A 5-year-old-child is undergoing chemotherapy. The mother tells the nurse that the child is not up to date on the required immunizations for school. What is the best response by the nurse? 1 "By this time your child has developed sufficient antibodies to provide immunity." 2 "Maintaining current immunizations is critical. Make sure the series is completed." 3 "This isn't the best time to finish the immunizations, because your child's immune system is suppressed." 4 "It's important to complete the immunizations because your child needs to be protected from childhood diseases that could be fatal."

3 Chemotherapy compromises the immune system. The vaccines may be administered after the completion of the chemotherapy protocol, once the immune system has returned to its previous state. The child has not developed sufficient antibodies; booster immunizations are needed, but not at this time. Administering immunizations at this time could prove fatal.

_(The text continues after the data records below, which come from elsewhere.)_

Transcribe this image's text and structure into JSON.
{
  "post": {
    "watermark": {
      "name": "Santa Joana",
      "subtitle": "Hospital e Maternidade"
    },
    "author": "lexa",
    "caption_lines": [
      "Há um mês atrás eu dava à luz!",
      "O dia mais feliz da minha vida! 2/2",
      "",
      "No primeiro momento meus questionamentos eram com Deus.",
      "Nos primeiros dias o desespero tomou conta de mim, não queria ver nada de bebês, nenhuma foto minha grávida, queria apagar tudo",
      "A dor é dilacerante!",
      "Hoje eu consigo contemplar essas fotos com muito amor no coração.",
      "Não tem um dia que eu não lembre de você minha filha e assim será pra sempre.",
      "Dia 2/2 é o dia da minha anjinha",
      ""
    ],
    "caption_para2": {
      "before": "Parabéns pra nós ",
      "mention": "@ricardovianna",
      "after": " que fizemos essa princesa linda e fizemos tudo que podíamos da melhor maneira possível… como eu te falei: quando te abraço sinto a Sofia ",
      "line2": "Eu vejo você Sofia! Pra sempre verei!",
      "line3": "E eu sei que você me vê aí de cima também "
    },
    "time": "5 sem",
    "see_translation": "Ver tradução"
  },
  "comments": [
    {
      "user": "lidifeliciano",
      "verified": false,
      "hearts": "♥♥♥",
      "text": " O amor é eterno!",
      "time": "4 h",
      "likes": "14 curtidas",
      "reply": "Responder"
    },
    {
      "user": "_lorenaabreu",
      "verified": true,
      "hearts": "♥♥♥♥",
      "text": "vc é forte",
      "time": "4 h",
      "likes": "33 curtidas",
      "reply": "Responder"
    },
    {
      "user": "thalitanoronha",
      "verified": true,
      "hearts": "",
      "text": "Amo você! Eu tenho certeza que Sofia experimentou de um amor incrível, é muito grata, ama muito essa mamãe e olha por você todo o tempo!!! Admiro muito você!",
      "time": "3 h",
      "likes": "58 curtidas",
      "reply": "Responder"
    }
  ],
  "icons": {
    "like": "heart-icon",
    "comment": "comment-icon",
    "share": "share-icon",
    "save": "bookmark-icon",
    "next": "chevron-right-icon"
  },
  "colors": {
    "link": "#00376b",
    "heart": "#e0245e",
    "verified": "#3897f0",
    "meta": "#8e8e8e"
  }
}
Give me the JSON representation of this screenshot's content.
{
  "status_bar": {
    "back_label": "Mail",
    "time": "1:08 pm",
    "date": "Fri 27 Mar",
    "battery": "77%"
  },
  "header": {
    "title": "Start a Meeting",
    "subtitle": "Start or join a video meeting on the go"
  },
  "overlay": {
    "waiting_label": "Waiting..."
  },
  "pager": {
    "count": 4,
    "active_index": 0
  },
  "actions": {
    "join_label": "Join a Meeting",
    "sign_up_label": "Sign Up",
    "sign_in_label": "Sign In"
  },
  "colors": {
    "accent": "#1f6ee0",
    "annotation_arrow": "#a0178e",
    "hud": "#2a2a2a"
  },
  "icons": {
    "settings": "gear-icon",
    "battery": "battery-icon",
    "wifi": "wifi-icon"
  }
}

The mother of an 8-year-old child with the diagnosis of acute poststreptococcal glomerulonephritis (APSGN) is concerned that a 4-year-old sibling may also have the disorder. What does the nurse recall when preparing to explain the cause of the disease process? 1 A systemic infection causing clots in the small renal tubules 2 A factor that is unknown and therefore is difficult to prevent 3 An immune complex disorder occurring after a group A β-hemolytic Streptococcus infection 4 An autosomal recessive trait, meaning that there is an increased probability that a sibling will also have the disease

3 The β-hemolytic Streptococcus immune complex becomes trapped in the glomerular capillary loop, causing acute poststreptococcal glomerulonephritis. APSGN is usually precipitated by a localized pharyngitis. Clots do not form in the small renal tubules with APSGN. Prevention depends on treating an individual with a group A β-hemolytic Streptococcus infection with antibiotics to eliminate the organism before an immune response can occur. APSGN is an acquired, not an inherited, disorder.

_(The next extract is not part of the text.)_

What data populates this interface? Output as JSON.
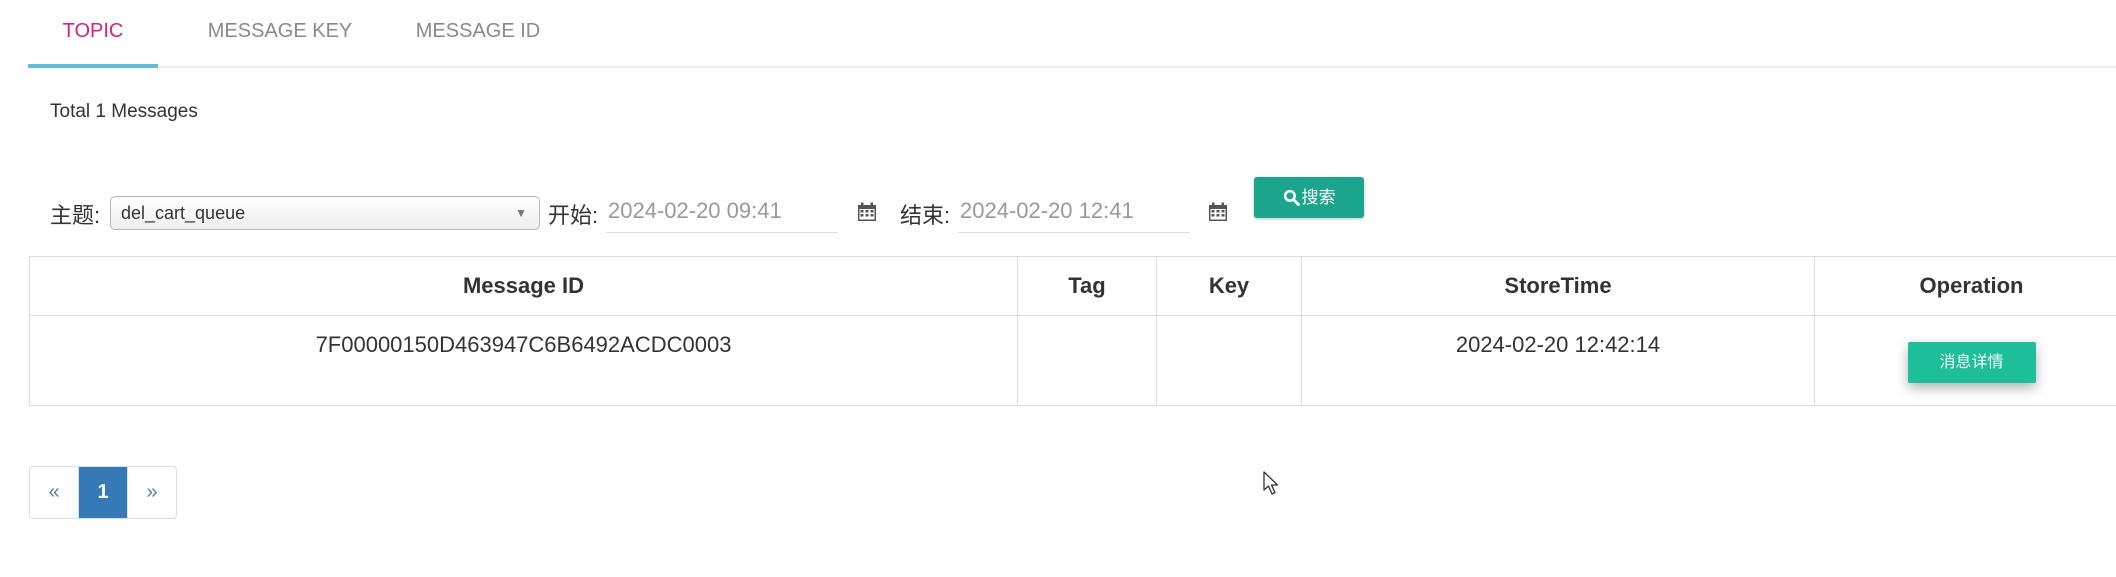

What does the nurse explain to a client that a positive diagnosis for human immunodeficiency virus (HIV) infection is based on? 1 Performance of high-risk sexual behaviors 2 Evidence of extreme weight loss and high fever 3 Identification of an associated opportunistic infection 4 Positive enzyme-linked immunosorbent assay (ELISA) and Western blot tests

4 Positive ELISA and Western blot tests confirm the presence of HIV antibodies that occur in response to the presence of the HIV. Performance of high-risk sexual behaviors places someone at risk but does not constitute a positive diagnosis. Evidence of extreme weight loss and high fever do not confirm the presence of HIV; these adaptations are related to many disorders, not just HIV infection. The diagnosis of just an opportunistic infection is not sufficient to confirm the diagnosis of HIV. An opportunistic infection (included in the Centers for Disease Control and Prevention surveillance case definition for acquired immunodeficiency syndrome [AIDS]) in the presence of HIV antibodies indicates that the individual has AIDS.

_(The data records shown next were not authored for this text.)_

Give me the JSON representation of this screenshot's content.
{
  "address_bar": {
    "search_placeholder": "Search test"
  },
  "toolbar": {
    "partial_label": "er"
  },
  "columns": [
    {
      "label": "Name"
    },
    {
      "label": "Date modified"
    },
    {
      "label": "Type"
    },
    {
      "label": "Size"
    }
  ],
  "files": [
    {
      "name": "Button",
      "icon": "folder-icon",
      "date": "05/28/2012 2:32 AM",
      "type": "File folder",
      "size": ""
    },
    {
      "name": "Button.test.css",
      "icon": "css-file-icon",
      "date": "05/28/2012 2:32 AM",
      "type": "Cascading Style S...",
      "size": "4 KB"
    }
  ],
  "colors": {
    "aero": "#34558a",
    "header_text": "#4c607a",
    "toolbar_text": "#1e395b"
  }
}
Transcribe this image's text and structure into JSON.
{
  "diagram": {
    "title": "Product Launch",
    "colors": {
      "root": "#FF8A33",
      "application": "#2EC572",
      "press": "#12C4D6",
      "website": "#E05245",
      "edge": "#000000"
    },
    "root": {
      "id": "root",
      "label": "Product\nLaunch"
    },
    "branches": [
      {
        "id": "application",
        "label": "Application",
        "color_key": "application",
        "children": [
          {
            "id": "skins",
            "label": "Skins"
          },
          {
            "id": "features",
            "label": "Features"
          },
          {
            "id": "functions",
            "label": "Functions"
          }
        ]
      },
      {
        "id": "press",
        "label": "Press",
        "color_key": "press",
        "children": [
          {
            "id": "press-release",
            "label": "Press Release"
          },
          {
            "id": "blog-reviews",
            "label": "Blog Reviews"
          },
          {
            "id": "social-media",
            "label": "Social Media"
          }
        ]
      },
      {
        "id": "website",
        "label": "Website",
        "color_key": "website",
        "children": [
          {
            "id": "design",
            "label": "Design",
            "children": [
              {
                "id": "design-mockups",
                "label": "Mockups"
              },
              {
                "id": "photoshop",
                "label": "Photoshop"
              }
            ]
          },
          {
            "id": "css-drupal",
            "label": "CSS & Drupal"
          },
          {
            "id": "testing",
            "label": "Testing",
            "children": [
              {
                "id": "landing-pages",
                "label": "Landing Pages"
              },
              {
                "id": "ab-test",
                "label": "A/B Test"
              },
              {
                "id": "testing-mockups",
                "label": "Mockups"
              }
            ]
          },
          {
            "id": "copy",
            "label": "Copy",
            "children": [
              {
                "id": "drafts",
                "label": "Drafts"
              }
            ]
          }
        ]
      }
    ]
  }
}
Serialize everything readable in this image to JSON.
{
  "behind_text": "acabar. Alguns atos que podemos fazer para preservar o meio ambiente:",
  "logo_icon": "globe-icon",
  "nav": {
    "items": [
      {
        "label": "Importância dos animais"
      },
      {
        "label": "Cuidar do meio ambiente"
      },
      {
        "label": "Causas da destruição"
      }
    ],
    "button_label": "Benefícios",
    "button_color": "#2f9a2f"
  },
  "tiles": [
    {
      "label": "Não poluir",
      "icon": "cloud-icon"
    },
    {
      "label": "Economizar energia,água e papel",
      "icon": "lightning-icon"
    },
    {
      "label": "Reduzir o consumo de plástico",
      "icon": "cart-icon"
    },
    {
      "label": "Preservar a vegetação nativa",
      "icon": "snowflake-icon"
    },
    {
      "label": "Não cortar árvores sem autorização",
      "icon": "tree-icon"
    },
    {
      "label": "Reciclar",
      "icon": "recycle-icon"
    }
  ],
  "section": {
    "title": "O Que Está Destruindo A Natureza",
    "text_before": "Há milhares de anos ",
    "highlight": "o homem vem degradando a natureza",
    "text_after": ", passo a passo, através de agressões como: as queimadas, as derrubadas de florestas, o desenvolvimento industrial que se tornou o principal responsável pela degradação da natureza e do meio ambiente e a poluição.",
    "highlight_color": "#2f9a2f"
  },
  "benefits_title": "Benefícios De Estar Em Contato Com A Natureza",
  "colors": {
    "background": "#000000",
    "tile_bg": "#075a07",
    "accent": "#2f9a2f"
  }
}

When preparing discharge teaching for a client who had a kidney transplant, in addition to a corticosteroid, the nurse expects what other medications to be prescribed to prevent kidney rejection? 1 Furosemide and sirolimus 2 Cefazolin and methotrexate 3 Methylprednisolone and phenytoin 4 Tacrolimus and mycophenolate mofetil

4 Standard triple therapy includes a corticosteroid prednisone (methylprednisolone), an antimetabolite (mycophenolate), and a calcineurin inhibitor (tacrolimus and cyclosporine). Although sirolimus is used for immunosuppression, furosemide is a diuretic. Neither of these medications are immunosupressives. Cefazolin is an antibiotic, and methotrexate is a folic acid antagonist used in cancer chemotherapy. Although methylprednisolone is used for immunosuppression, phenytoin is an antiseizure medication.